Mit Platz vier im Medaillenspiegel hat das deutsche Biathlon-Team bei der am Sonntag abgelaufenen WM in Lenzerheide in etwa die in sie gesteckten Erwartungen erfüllt. Dabei war es vor allem Franziska Preuß zu verdanken, dass die DSV-Mannschaft halbwegs zufrieden die Rückreise aus der Schweiz antreten konnte.
„Wahnsinn, was der alles geleistet hat“
Überstrahlt wurden die Titelkämpfe vom französischen Team, das mit 13 Medaillen - sechs davon aus Gold - sogar die frühere Übermacht aus Norwegen in die Schranken wies.
Im SPORT1-Interview spricht der frühere Weltklasse-Biathlet Michael Rösch, der die WM als Eurosport-Experte begleitete, über seine Eindrücke aus dem Schweizer WM-Ort - und nimmt dabei vor allem das deutsche Team unter die Lupe.

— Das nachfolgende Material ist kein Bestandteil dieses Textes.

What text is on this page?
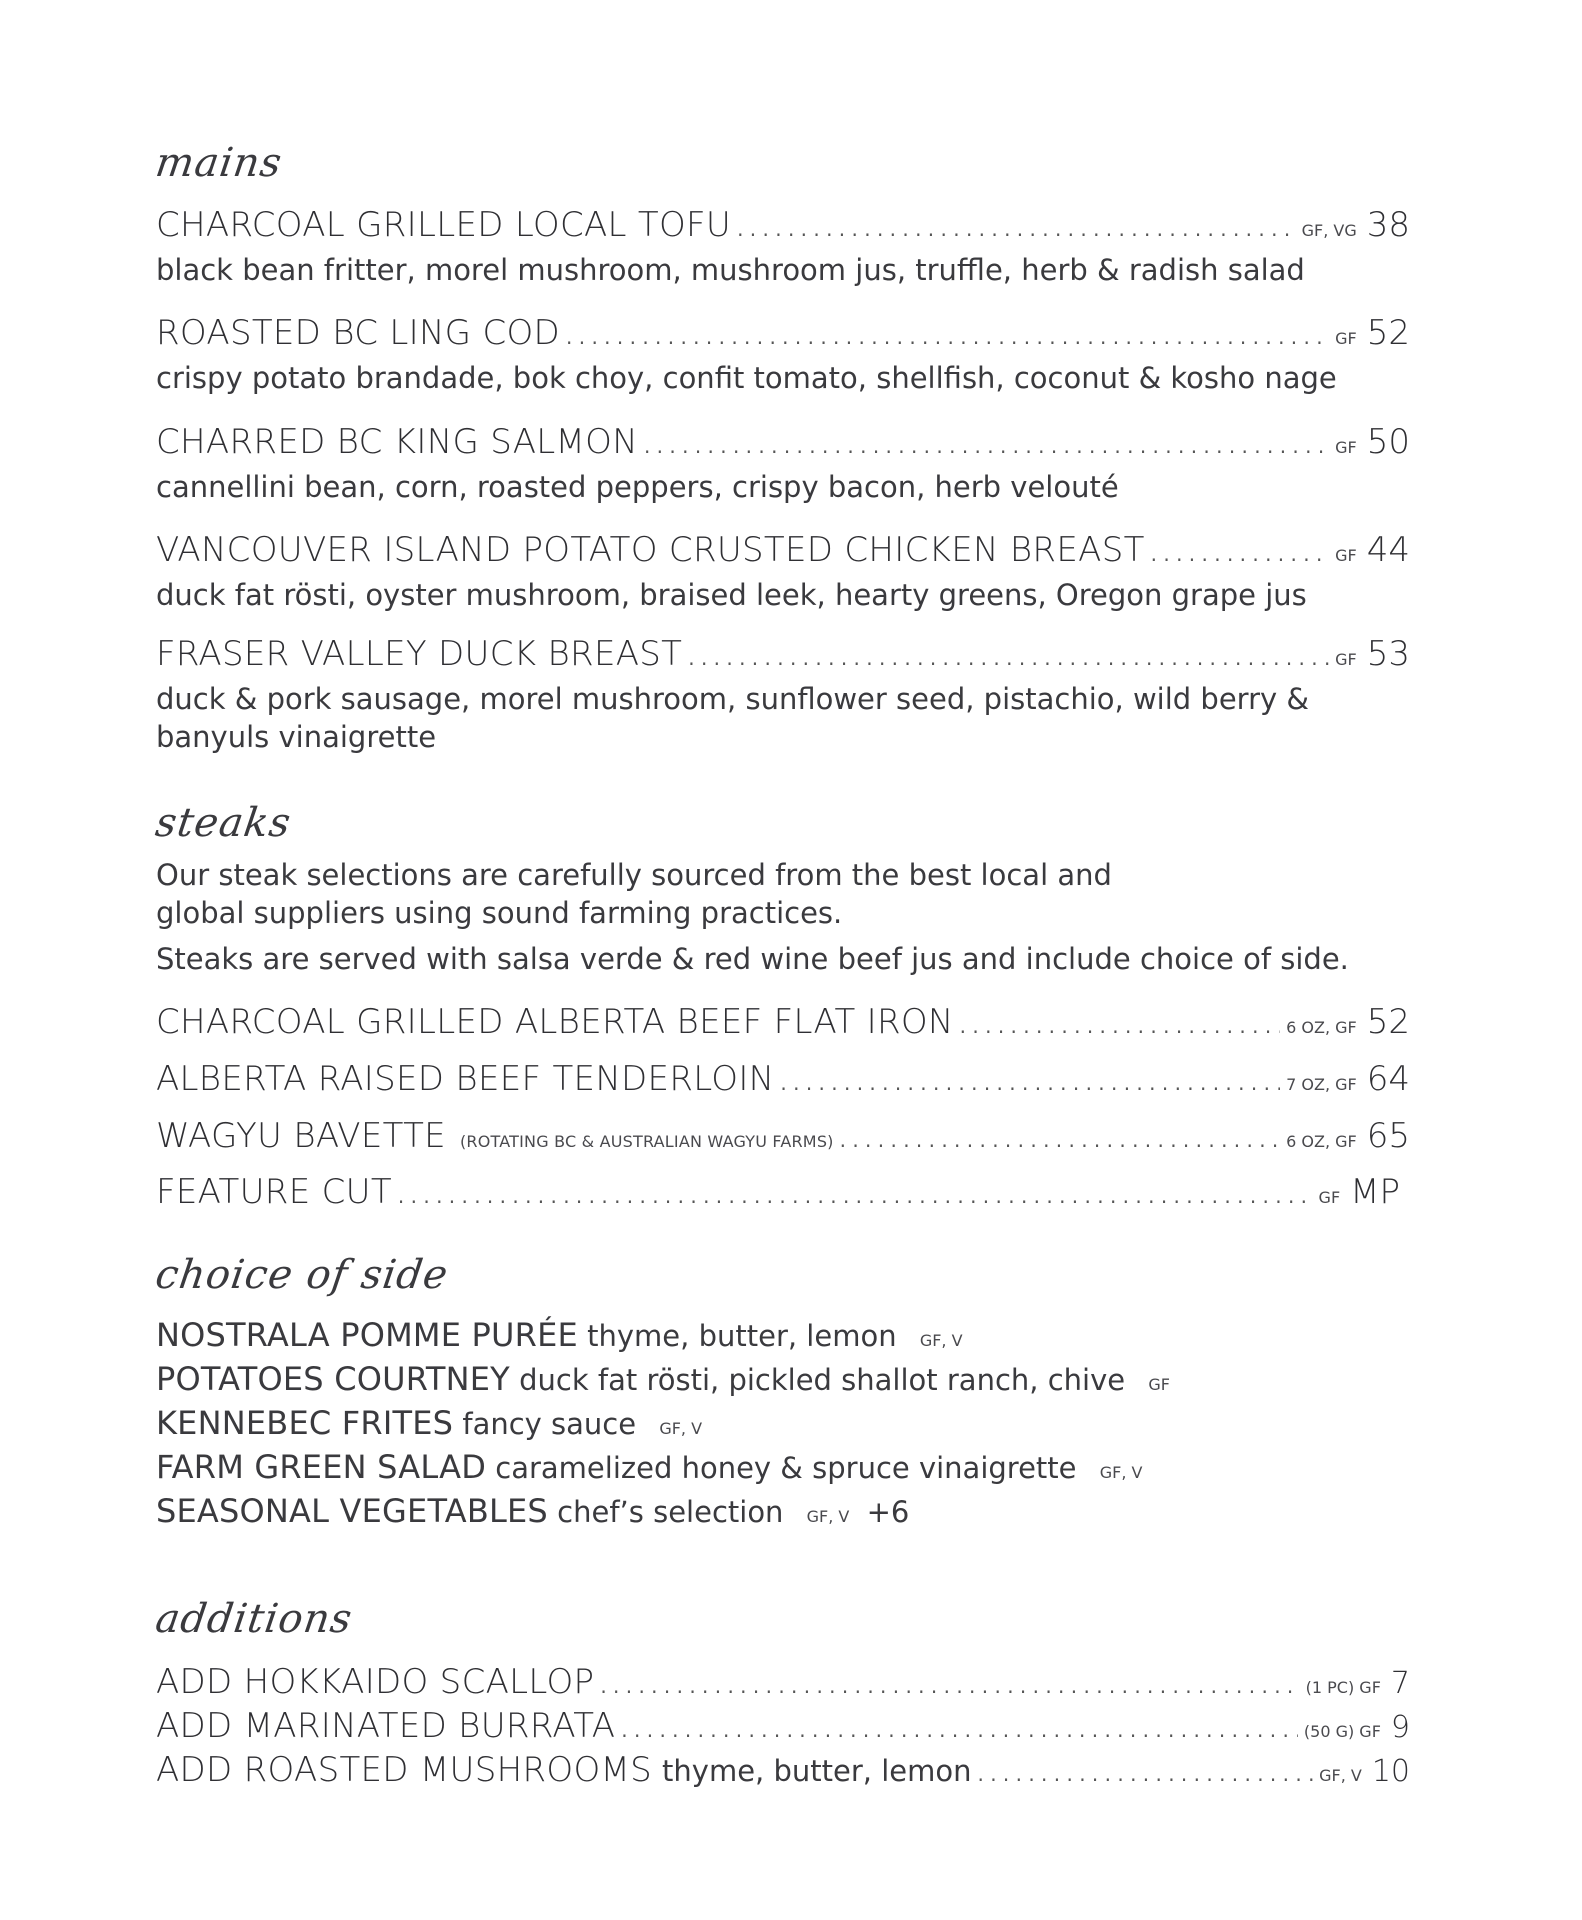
mains
CHARCOAL GRILLED LOCAL TOFU . . .	GF, VG 38
black bean fritter, morel mushroom, mushroom jus, truffle, herb & radish salad
ROASTED BC LING COD . . .	GF 52
crispy potato brandade, bok choy, confit tomato, shellfish, coconut & kosho nage
CHARRED BC KING SALMON . . .	GF 50
cannellini bean, corn, roasted peppers, crispy bacon, herb velouté
VANCOUVER ISLAND POTATO CRUSTED CHICKEN BREAST . . .	GF 44
duck fat rösti, oyster mushroom, braised leek, hearty greens, Oregon grape jus
FRASER VALLEY DUCK BREAST . . .	GF 53
duck & pork sausage, morel mushroom, sunflower seed, pistachio, wild berry & banyuls vinaigrette
steaks
Our steak selections are carefully sourced from the best local and
global suppliers using sound farming practices.
Steaks are served with salsa verde & red wine beef jus and include choice of side.
CHARCOAL GRILLED ALBERTA BEEF FLAT IRON . . .	6 OZ, GF 52
ALBERTA RAISED BEEF TENDERLOIN . . .	7 OZ, GF 64
WAGYU BAVETTE (ROTATING BC & AUSTRALIAN WAGYU FARMS) . . .	6 OZ, GF 65
FEATURE CUT . . .	GF MP
choice of side
NOSTRALA POMME PURÉE thyme, butter, lemon GF, V
POTATOES COURTNEY duck fat rösti, pickled shallot ranch, chive GF
KENNEBEC FRITES fancy sauce GF, V
FARM GREEN SALAD caramelized honey & spruce vinaigrette GF, V
SEASONAL VEGETABLES chef’s selection GF, V +6
additions
ADD HOKKAIDO SCALLOP . . .	(1 PC) GF 7
ADD MARINATED BURRATA . . .	(50 G) GF 9
ADD ROASTED MUSHROOMS thyme, butter, lemon . . .	GF, V 10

SPORT1: Herr Rösch, hat die überragende Franziska Preuß die deutsche Bilanz ein wenig geschönt?
Michael Rösch: Franzi hat natürlich mehr zu den Medaillen beigetragen als andere, aber ich würde jetzt nicht sagen, dass sie die Bilanz geschönt hat. Es ist einfach positiv zu sehen, dass Deutschland solch eine Athletin hat. Es gab schon immer jemanden, der mit vielen Medaillen herausgestochen hat, sei es zum Beispiel Laura Dahlmeier oder Magdalena Neuner. Da kann man genauso Johannes Thingnes Bö nehmen, der Norwegen gerettet hat. Der wichtige Aspekt aus deutscher Sicht ist für mich, dass es nach langer Zeit mal wieder gelungen ist, in drei Disziplinen eine Medaille zu gewinnen: in der Mixed-Staffel, der Single-Mixed-Staffel und in der Staffel der Männer. Aber klar, am Ende sticht Franzi heraus.
„So ein Kämpferherz kann man nicht trainieren“
SPORT1: Wie sehr freuen Sie sich für Preuß, dass sie abliefern konnte?
Rösch: Mich freut es unheimlich für sie. Man hat gesehen, als sie die eine oder andere Träne verdrückt hat, wie viel Druck und wie viel Last auf ihren Schultern lag. In dieser Konstellation als Gesamtweltcup-Führende anzureisen, ist nicht so einfach gewesen, aber sie hat das perfekt geschafft, die Leistung aus dem Weltcup in die WM zu übertragen, vor allem am Schießstand. Das war sehr beeindruckend.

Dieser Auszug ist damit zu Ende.